Tout l’enjeu est d’en retirer encore davantage. « Les acteurs doivent saisir les opportunités de service autour des sens. C’est ce qui a été fait pour les massages à Lifou, mais pourrait aussi se décliner par des dégustations. Il faut une prise de conscience des acteurs économiques », souligne le chargé de mission. Comme le relève pourtant Thibault Raffard, il existe une forme de rejet des croisiéristes que l’on retrouve dans d’autres villes comme Marseille ou Nice.

L’idée étant qu’il est nécessaire de s’adapter à ces touristes spécifiques. Si l’ensemble de la population ne les voit pas d’un très bon œil, les pouvoirs publics misent cependant clairement dessus.
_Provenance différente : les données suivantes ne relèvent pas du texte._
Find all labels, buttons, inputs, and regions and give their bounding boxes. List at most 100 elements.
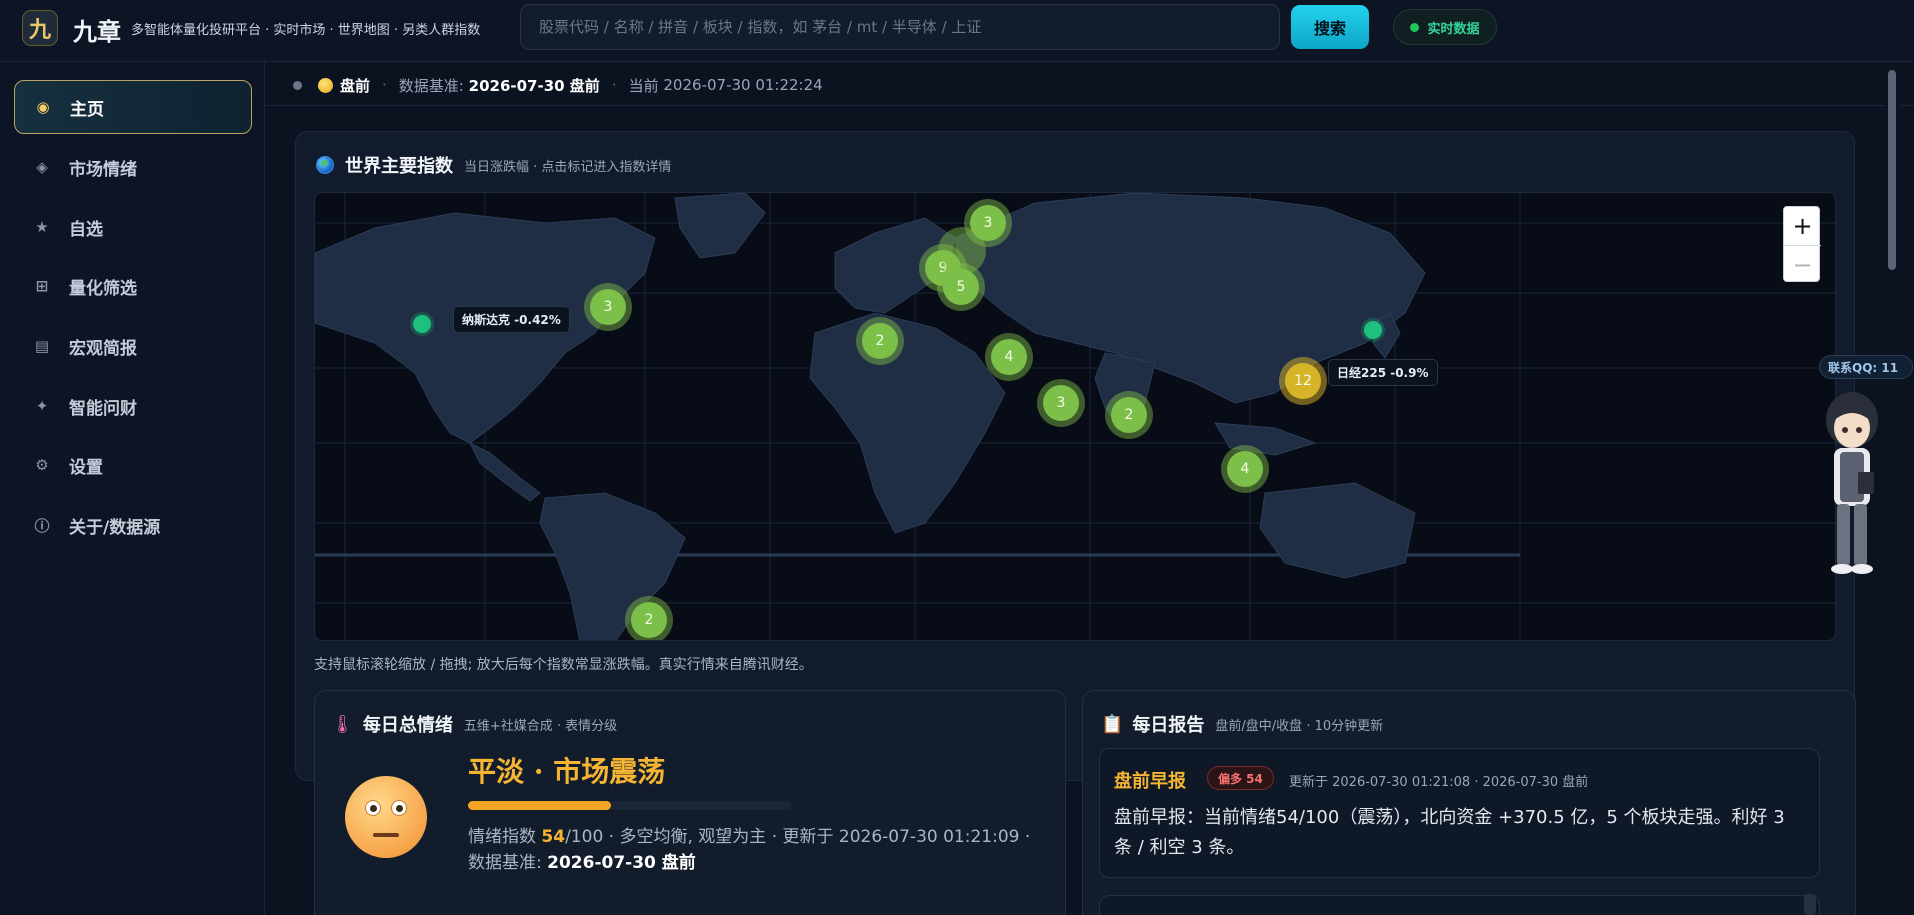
index-cluster[interactable]: 4 [1221,445,1269,493]
sidebar-item-about[interactable]: ⓘ 关于/数据源 [14,498,252,552]
sentiment-header: 🌡 每日总情绪 五维+社媒合成 · 表情分级 [331,711,617,737]
index-cluster[interactable]: 3 [1037,379,1085,427]
app-subtitle: 多智能体量化投研平台 · 实时市场 · 世界地图 · 另类人群指数 [131,23,481,38]
report-subtitle: 盘前/盘中/收盘 · 10分钟更新 [1215,718,1384,734]
diamond-icon: ◈ [36,158,48,176]
world-index-header: 世界主要指数 当日涨跌幅 · 点击标记进入指数详情 [316,152,671,178]
nasdaq-marker[interactable] [413,315,431,333]
globe-icon [316,156,334,174]
sidebar-item-label: 量化筛选 [69,278,137,299]
live-data-badge[interactable]: 实时数据 [1393,9,1497,45]
sentiment-title: 每日总情绪 [362,715,453,736]
zoom-in-button[interactable]: + [1784,207,1821,245]
world-map[interactable]: 纳斯达克 -0.42% 3 2 9 3 5 4 3 2 4 2 12 日经225… [314,192,1836,641]
sentiment-score: 54 [541,827,566,847]
index-cluster[interactable]: 5 [937,263,985,311]
info-icon: ⓘ [34,516,50,535]
basis-label: 数据基准: [398,76,464,95]
neutral-face-icon [345,776,427,858]
bias-badge: 偏多 54 [1207,766,1274,790]
radio-dot-icon: ◉ [36,98,50,116]
sidebar-item-watchlist[interactable]: ★ 自选 [14,200,252,254]
mouth [373,833,399,837]
list-icon: ▤ [34,337,50,355]
star-icon: ★ [35,218,49,236]
index-label: 情绪指数 [468,827,536,847]
sparkle-icon: ✦ [35,397,49,415]
world-index-title: 世界主要指数 [345,156,453,177]
sidebar-item-label: 市场情绪 [69,159,137,180]
divider [265,105,1914,106]
app-logo[interactable]: 九 [22,10,58,46]
sidebar-item-macro-brief[interactable]: ▤ 宏观简报 [14,319,252,373]
grid-icon: ⊞ [35,277,49,295]
report-header: 📋 每日报告 盘前/盘中/收盘 · 10分钟更新 [1101,711,1383,737]
clipboard-icon: 📋 [1101,713,1124,735]
sentiment-progress-bar [468,801,792,810]
score-max: /100 [565,827,604,847]
sidebar-item-label: 宏观简报 [69,338,137,359]
sentiment-progress-fill [468,801,611,810]
zoom-out-button[interactable]: − [1784,245,1821,283]
session-label: 盘前 [340,76,371,95]
page-scrollbar-thumb[interactable] [1888,70,1896,270]
report-item-title[interactable]: 盘前早报 [1114,767,1186,793]
basis-value: 2026-07-30 盘前 [468,76,600,95]
sentiment-subtitle: 五维+社媒合成 · 表情分级 [463,718,618,734]
index-marker[interactable] [1364,321,1382,339]
session-moon-icon [318,77,333,93]
eye [391,800,407,816]
sidebar-item-home[interactable]: ◉ 主页 [14,80,252,134]
index-cluster-japan[interactable]: 12 [1279,357,1327,405]
index-cluster[interactable]: 4 [985,333,1033,381]
current-label: 当前 [628,76,659,95]
mood-title: 平淡 · 市场震荡 [468,755,666,788]
cluster-count: 12 [1285,363,1321,399]
report-item-meta: 更新于 2026-07-30 01:21:08 · 2026-07-30 盘前 [1289,775,1589,790]
cluster-count: 3 [1043,385,1079,421]
cluster-count: 2 [862,323,898,359]
sidebar-item-label: 设置 [69,457,103,478]
sentiment-basis: 2026-07-30 盘前 [547,853,696,873]
map-hint: 支持鼠标滚轮缩放 / 拖拽; 放大后每个指数常显涨跌幅。真实行情来自腾讯财经。 [314,657,813,673]
sidebar-item-smart-ask[interactable]: ✦ 智能问财 [14,379,252,433]
sidebar-item-settings[interactable]: ⚙ 设置 [14,438,252,492]
sidebar-item-label: 智能问财 [69,398,137,419]
nasdaq-label[interactable]: 纳斯达克 -0.42% [453,306,570,333]
sidebar-item-label: 主页 [70,99,104,120]
report-item-text: 盘前早报：当前情绪54/100（震荡），北向资金 +370.5 亿，5 个板块走… [1114,807,1785,858]
live-status-dot-icon [1410,22,1420,32]
gear-icon: ⚙ [35,456,49,474]
cluster-count: 2 [1111,397,1147,433]
separator: · [611,76,617,94]
world-index-subtitle: 当日涨跌幅 · 点击标记进入指数详情 [464,159,672,175]
app-title: 九章 [73,18,121,46]
index-cluster[interactable]: 2 [1105,391,1153,439]
sidebar-item-label: 自选 [69,219,103,240]
cluster-count: 4 [991,339,1027,375]
report-scrollbar[interactable] [1804,894,1816,915]
eye [365,800,381,816]
sidebar-item-quant-screen[interactable]: ⊞ 量化筛选 [14,259,252,313]
current-time: 2026-07-30 01:22:24 [663,76,823,94]
thermometer-icon: 🌡 [331,713,354,735]
report-title: 每日报告 [1132,715,1205,736]
report-item-next[interactable] [1099,895,1820,915]
live-data-label: 实时数据 [1427,21,1480,37]
index-cluster[interactable]: 2 [625,596,673,640]
cluster-count: 3 [590,289,626,325]
index-cluster[interactable]: 3 [584,283,632,331]
contact-qq-badge[interactable]: 联系QQ: 11 [1819,355,1913,379]
status-dot-icon [293,80,302,90]
sidebar-item-label: 关于/数据源 [69,517,161,538]
cluster-count: 4 [1227,451,1263,487]
top-bar: 九 九章 多智能体量化投研平台 · 实时市场 · 世界地图 · 另类人群指数 搜… [0,0,1914,62]
index-cluster[interactable]: 2 [856,317,904,365]
nikkei-label[interactable]: 日经225 -0.9% [1328,359,1438,386]
search-button[interactable]: 搜索 [1291,5,1369,49]
search-input[interactable] [520,4,1280,50]
cluster-count: 5 [943,269,979,305]
market-status-line: 盘前 · 数据基准: 2026-07-30 盘前 · 当前 2026-07-30… [293,74,823,96]
sidebar-item-market-sentiment[interactable]: ◈ 市场情绪 [14,140,252,194]
mascot-avatar[interactable] [1812,382,1892,577]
Les investissements inscrits au contrat de développement entre l’État et les collectivités en sont le signe. C’est le cas de la construction de nouveaux pontons à Lifou, l’île des Pins et d’un quai dédié aux croisières au port autonome. D’autres projets culturels intègrent également la dimension croisière comme la rénovation de la bibliothèque Bernheim, du musée de la Nouvelle-Calédonie ou encore un projet de village océanien dans la continuité du quai Ferry, à proximité de la gare maritime. L’association Témoignage d’un passé porte aussi un projet de valorisation de l’ancien bagne.


Quels enjeux environnementaux ?

La croisière est un secteur en pleine expansion. Si ses promoteurs estiment qu’elle représente un part très faible des émissions de carbone, son développement exponentiel constitue un enjeu environnemental important et relativement mal maîtrisé. Au-delà du CO2et malgré des normes toujours plus strictes, les géants des mers émettent une quantité importante de carbone, de dioxyde de soufre et de particules fines. De nombreux ports ont été amenés à imposer des normes plus strictes pour protéger la santé de leurs populations. À noter néanmoins que les chiffres avancés représentant l’équivalent des émissions d’un million de voitures sont très certainement surestimés.

Au-delà des émissions, la croisière, au même titre que le tourisme de masse classique, pose de nombreuses questions. Il y a la problématique des eaux usées qui, bien que traitées, sont rejetées en mer, mais aussi l’impact des visiteurs lors des escales. Des mesures sont parfois prises, comme en baie de Jinek, à Lifou, où l’accès est accordé à un nombre de personnes limité. Pour Thibault Raffard, il ne faut pourtant pas opposer environnement et tourisme. « Le tourisme ne peut se développer dans des écosystèmes dégradés », conclut-il.